Strip link tags from text leaving just the link label.

Example:

>>> strip_links('<a href="something">else</a>')
'else'
webhelpers2.html.tools.strip_tags(text)

Delete any HTML tags in the text, leaving their contents intact. Convert newlines to spaces, and <br /> to newlines.

Example::
>>> strip_tags('Text <em>emphasis</em> <script>Javascript</script>.')
'Text emphasis Javascript.'
>>> strip_tags('Ordinary <!-- COMMENT! --> text.')
'Ordinary  COMMENT!  text.'
>>> strip_tags('Line\n1<br />Line 2')
'Line 1\nLine 2'

Implementation copied from WebOb.

sanitize() does almost the same thing, but has a different implementation.

webhelpers2.html.tools.text_to_html(text, preserve_lines=False)

Convert text to HTML paragraphs.

text:

the text to convert.

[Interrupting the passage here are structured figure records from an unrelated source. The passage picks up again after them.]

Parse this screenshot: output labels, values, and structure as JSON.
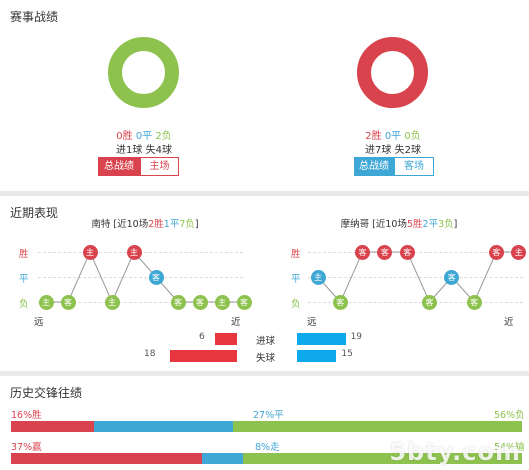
{
  "colors": {
    "win": "#d9434e",
    "draw": "#3fa7d6",
    "loss": "#8ec24f",
    "bar_red": "#e8363e",
    "bar_blue": "#0ea9ea"
  },
  "section1": {
    "title": "赛事战绩",
    "left": {
      "record": {
        "wins": "0胜",
        "draws": "0平",
        "losses": "2负"
      },
      "goals": "进1球  失4球",
      "buttons": {
        "total": "总战绩",
        "side": "主场"
      },
      "donut_color": "#8ec24f"
    },
    "right": {
      "record": {
        "wins": "2胜",
        "draws": "0平",
        "losses": "0负"
      },
      "goals": "进7球  失2球",
      "buttons": {
        "total": "总战绩",
        "side": "客场"
      },
      "donut_color": "#d9434e"
    }
  },
  "section2": {
    "title": "近期表现",
    "left": {
      "team": "南特",
      "summary_pre": " [近10场",
      "wins": "2胜",
      "draws": "1平",
      "losses": "7负",
      "summary_post": "]",
      "row_labels": {
        "win": "胜",
        "draw": "平",
        "loss": "负"
      },
      "far": "远",
      "near": "近",
      "form": [
        {
          "result": "L",
          "venue": "主"
        },
        {
          "result": "L",
          "venue": "客"
        },
        {
          "result": "W",
          "venue": "主"
        },
        {
          "result": "L",
          "venue": "主"
        },
        {
          "result": "W",
          "venue": "主"
        },
        {
          "result": "D",
          "venue": "客"
        },
        {
          "result": "L",
          "venue": "客"
        },
        {
          "result": "L",
          "venue": "客"
        },
        {
          "result": "L",
          "venue": "主"
        },
        {
          "result": "L",
          "venue": "客"
        }
      ]
    },
    "right": {
      "team": "摩纳哥",
      "summary_pre": " [近10场",
      "wins": "5胜",
      "draws": "2平",
      "losses": "3负",
      "summary_post": "]",
      "row_labels": {
        "win": "胜",
        "draw": "平",
        "loss": "负"
      },
      "far": "远",
      "near": "近",
      "form": [
        {
          "result": "D",
          "venue": "主"
        },
        {
          "result": "L",
          "venue": "客"
        },
        {
          "result": "W",
          "venue": "客"
        },
        {
          "result": "W",
          "venue": "客"
        },
        {
          "result": "W",
          "venue": "客"
        },
        {
          "result": "L",
          "venue": "客"
        },
        {
          "result": "D",
          "venue": "客"
        },
        {
          "result": "L",
          "venue": "客"
        },
        {
          "result": "W",
          "venue": "客"
        },
        {
          "result": "W",
          "venue": "主"
        }
      ]
    },
    "goals": {
      "scored_label": "进球",
      "conceded_label": "失球",
      "left_scored": 6,
      "left_conceded": 18,
      "right_scored": 19,
      "right_conceded": 15
    }
  },
  "section3": {
    "title": "历史交锋往绩",
    "row1": {
      "left": "16%胜",
      "mid": "27%平",
      "right": "56%负",
      "segments": [
        16,
        27,
        56
      ]
    },
    "row2": {
      "left": "37%赢",
      "mid": "8%走",
      "right": "54%输",
      "segments": [
        37,
        8,
        54
      ]
    }
  },
  "watermark": "5btycom"
}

Split into paragraphs at blank lines (i.e., wherever two or more consecutive newlines appear), and wrap each paragraph in a <p>.

preserve_lines:

If true, add <br /> before each single line break

webhelpers2.html.tools.update_params(_url, _debug=False, **params)

Update the query parameters in a URL.

_url is any URL, with or without a query string.

**params are query parameters to add or replace. Each value may be a string, a list of strings, or None. Passing a list generates multiple values for the same parameter. Passing None deletes the corresponding parameter if present.

Return the new URL.

Debug mode: if _debug=True, return a tuple: [0] is the URL without query string or fragment, [1] is the final query parameters as a dict, and [2] is the fragment part of the original URL or the empty string.

Usage:

>>> update_params("foo", new1="NEW1")
'foo?new1=NEW1'
>>> update_params("foo?p=1", p="2")
'foo?p=2'
>>> update_params("foo?p=1", p=None)
'foo'
>>> update_params("http://example.com/foo?new1=OLD1#myfrag", new1="NEW1")
'http://example.com/foo?new1=NEW1#myfrag'
>>> update_params("http://example.com/foo?new1=OLD1#myfrag", new1="NEW1", _debug=True)
('http://example.com/foo', {'new1': 'NEW1'}, 'myfrag')
>>> update_params("http://www.mau.de?foo=2", brrr=3)
'http://www.mau.de?foo=2&brrr=3'
>>> update_params("http://www.mau.de?foo=A&foo=B", foo=["C", "D"])
'http://www.mau.de?foo=C&foo=D'